Neste tipo de entradas é mais complicado as trovoadas chegarem mais ao Interior, aqui para Bragança é muito improvável haver trovoadas com este evento, nem estou à espera disso  

--------------------------------------------------------

Vai chovendo por aqui, agora mais fraco, o nosso companheiro *Z13* amealhou até ao momento 3mm , a estação da ESA-IPB que me serve habitualmente de referência está off ...


----------



## ricardop120 (18 Out 2013 às 23:53)

MSantos disse:


> Está frio ai, provavelmente querias dizer 19ºC certo?

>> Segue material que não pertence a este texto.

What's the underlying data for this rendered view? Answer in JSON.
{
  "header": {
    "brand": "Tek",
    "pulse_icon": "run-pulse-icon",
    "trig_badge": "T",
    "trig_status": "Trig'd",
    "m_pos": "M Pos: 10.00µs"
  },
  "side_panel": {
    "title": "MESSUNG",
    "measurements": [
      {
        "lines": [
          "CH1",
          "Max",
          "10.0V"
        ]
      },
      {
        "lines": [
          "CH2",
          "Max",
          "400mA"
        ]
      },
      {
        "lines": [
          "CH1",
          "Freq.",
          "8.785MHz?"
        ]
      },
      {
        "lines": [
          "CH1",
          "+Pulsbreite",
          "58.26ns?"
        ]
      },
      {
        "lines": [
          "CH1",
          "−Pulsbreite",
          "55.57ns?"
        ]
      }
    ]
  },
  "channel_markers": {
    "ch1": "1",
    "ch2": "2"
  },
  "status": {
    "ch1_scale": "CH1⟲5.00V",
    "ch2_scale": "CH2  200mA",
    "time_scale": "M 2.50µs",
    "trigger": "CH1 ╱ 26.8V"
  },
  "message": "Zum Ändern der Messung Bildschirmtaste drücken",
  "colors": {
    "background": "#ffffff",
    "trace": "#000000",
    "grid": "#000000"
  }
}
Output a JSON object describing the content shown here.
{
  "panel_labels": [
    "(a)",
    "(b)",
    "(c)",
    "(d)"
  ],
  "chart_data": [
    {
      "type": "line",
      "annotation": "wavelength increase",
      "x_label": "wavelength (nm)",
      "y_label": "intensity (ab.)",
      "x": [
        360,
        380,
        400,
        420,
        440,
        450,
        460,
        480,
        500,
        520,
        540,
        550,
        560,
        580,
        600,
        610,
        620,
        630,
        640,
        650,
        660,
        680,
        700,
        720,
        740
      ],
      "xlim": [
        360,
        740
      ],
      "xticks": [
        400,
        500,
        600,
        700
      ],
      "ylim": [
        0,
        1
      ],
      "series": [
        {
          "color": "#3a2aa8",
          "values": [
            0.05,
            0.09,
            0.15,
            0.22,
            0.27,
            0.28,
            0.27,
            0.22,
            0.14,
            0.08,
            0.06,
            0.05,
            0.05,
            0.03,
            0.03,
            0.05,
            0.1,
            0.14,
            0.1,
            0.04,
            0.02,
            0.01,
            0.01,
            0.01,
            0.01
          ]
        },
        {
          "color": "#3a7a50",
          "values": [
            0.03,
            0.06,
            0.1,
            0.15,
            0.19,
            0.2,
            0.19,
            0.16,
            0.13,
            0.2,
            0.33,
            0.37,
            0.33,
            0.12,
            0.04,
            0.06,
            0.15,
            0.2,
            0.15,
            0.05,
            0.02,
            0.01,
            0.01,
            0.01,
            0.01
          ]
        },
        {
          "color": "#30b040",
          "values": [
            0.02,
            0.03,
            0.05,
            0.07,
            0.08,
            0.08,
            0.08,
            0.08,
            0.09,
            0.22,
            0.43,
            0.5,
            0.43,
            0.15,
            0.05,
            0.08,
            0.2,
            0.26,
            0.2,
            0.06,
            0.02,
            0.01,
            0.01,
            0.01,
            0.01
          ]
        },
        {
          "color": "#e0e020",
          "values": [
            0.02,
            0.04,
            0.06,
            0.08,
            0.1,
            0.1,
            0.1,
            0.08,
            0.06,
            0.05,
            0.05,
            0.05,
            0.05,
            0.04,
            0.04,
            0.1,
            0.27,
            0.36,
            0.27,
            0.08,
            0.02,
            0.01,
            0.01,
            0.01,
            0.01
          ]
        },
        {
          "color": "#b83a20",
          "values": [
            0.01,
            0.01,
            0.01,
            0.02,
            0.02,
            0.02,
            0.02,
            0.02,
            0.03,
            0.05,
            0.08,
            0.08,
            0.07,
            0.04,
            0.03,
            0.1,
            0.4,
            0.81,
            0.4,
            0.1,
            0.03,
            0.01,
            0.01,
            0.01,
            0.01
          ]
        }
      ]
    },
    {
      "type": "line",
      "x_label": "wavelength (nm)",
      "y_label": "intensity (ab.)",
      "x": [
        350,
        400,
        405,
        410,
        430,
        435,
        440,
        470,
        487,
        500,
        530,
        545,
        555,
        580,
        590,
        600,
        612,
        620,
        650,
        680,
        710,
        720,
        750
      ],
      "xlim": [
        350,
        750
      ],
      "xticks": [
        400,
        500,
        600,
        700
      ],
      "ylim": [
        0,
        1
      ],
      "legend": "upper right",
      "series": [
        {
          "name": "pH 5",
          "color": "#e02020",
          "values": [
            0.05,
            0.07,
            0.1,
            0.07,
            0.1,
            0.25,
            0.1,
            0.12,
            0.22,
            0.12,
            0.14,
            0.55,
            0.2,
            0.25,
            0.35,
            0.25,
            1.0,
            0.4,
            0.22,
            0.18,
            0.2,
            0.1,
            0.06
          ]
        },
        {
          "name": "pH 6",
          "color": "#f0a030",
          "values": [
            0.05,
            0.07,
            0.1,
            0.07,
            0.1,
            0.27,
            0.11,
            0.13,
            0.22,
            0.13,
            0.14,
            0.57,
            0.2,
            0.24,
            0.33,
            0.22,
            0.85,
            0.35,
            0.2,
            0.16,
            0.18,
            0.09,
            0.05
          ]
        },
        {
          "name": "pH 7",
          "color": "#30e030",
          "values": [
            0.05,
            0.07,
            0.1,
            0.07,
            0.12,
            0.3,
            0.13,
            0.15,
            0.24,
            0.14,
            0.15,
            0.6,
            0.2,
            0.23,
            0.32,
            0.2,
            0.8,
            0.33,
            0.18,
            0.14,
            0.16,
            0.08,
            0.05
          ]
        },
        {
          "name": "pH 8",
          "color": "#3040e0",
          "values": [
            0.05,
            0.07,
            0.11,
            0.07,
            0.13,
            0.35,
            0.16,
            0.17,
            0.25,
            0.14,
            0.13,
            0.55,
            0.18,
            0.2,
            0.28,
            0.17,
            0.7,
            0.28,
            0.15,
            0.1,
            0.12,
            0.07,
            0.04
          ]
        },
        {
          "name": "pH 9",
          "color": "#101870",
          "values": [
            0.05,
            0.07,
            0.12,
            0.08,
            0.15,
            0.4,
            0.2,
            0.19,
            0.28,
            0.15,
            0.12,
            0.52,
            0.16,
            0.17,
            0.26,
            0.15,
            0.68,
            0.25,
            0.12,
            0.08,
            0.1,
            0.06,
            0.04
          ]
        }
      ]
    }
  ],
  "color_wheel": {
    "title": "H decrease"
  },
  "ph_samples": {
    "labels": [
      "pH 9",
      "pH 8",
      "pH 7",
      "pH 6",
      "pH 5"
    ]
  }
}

ya pois é  era 19ºC... faill


----------



## ricardop120 (18 Out 2013 às 23:58)

acabou de cair um valente aguaceiro forte por aqui... agora tudo bem mais calmo, sigo com 16.6ºC


----------



## Mr. Neves (19 Out 2013 às 00:04)

Chuva moderada e 16.4ºc. Ainda pensei que a célula de Lisboa aqui chegasse, mas parece estar a deslocar-se para Castelo Branco.


----------



## MSantos (19 Out 2013 às 00:12)

ricardop120 disse:


> ya pois é  era 19ºC... faill




Acontece aos melhores 

---------------------------------------------------------------------------------

Em Bragança continua a chover mas agora com menos intensidade, veremos os acumulados que se alcançam durante a noite! 

Este é o meu ultimo post neste seguimento durante os próximos dias, amanha rumo ao Ribatejo.


----------



## PedroAfonso (19 Out 2013 às 01:03)

Trovoada aqui na Covilhã. Fez um flash audível há coisa de 2 minutos mas até agora mais nada.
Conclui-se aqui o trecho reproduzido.